Pemeriksaan tersebut dilakukan karena adanya dugaan pungutan dana liar terkait Pendaftaran Tanah Sistematis Lengkap (PTSL) yang ada di Kota Tangerang.
Diketahui, Pemerintah Pusat sedang menggenjot program nasional Pendaftaran Tanah Sistematis Lengkap (PTSL) di seluruh wilayah yang ada di Indonesia termasuk Kota Tangerang. Sebab, ini merupakan program dari Kementerian Agraria dan Tata Ruang/ Badan Pertanahan Nasional (ATR/BPN).
Namun, dengan adanya program tersebut tidak sedikit masyarakat yang geram dengan adanya mafia yang mengambil keuntungan dari PTSL. Terlebih lagi masyarakat yang awam dan tidak mengerti proses dan prosedur pembuatan PTSL sesuai dengan ketentuannya.
Berdasarkan surat kerjasama tiga menteri yakni Mendagri, Menteri Kementerian Desa, dan Menteri Agraria dan Tata Ruang ditetapkan biaya Rp150.000/bidang tanah untuk transportasi aparat desa. Selain itu, ada biaya untuk warkah yang ditentukan aparat desa dan biaya meterai.

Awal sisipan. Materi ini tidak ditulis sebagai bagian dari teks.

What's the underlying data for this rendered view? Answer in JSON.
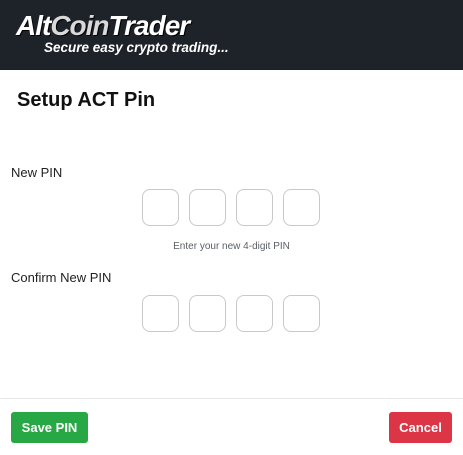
{
  "header": {
    "logo_part1": "Alt",
    "logo_part2": "Coin",
    "logo_part3": "Trader",
    "tagline": "Secure easy crypto trading..."
  },
  "dialog": {
    "title": "Setup ACT Pin",
    "new_pin_label": "New PIN",
    "new_pin_helper": "Enter your new 4-digit PIN",
    "confirm_pin_label": "Confirm New PIN",
    "new_pin_digits": [
      "",
      "",
      "",
      ""
    ],
    "confirm_pin_digits": [
      "",
      "",
      "",
      ""
    ]
  },
  "footer": {
    "save_label": "Save PIN",
    "cancel_label": "Cancel"
  },
  "colors": {
    "header_bg": "#1e2229",
    "save_green": "#28a745",
    "cancel_red": "#dc3545"
  }
}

Tapi pada kenyataannya, ada beberapa Kecamatan di Kota Tangerang memungut biaya untuk pembuatan PTSL ini sendiri, yakni dibandrol dengan tarif Rp 2,5 – Rp 3 juta per sertifikatnya, padahal tidak semua mampu untuk membayar sejumlah uang yang dibayarkan.
Salah satu staf dari Kejaksaan Negeri Tangerang yang enggan disebutkan namanya mengatakan, tadi yang bersangkutan (oknum lurah) diperiksa.
“Tadi diperiksa, dan data- data terus dikumpulkan,” katanya.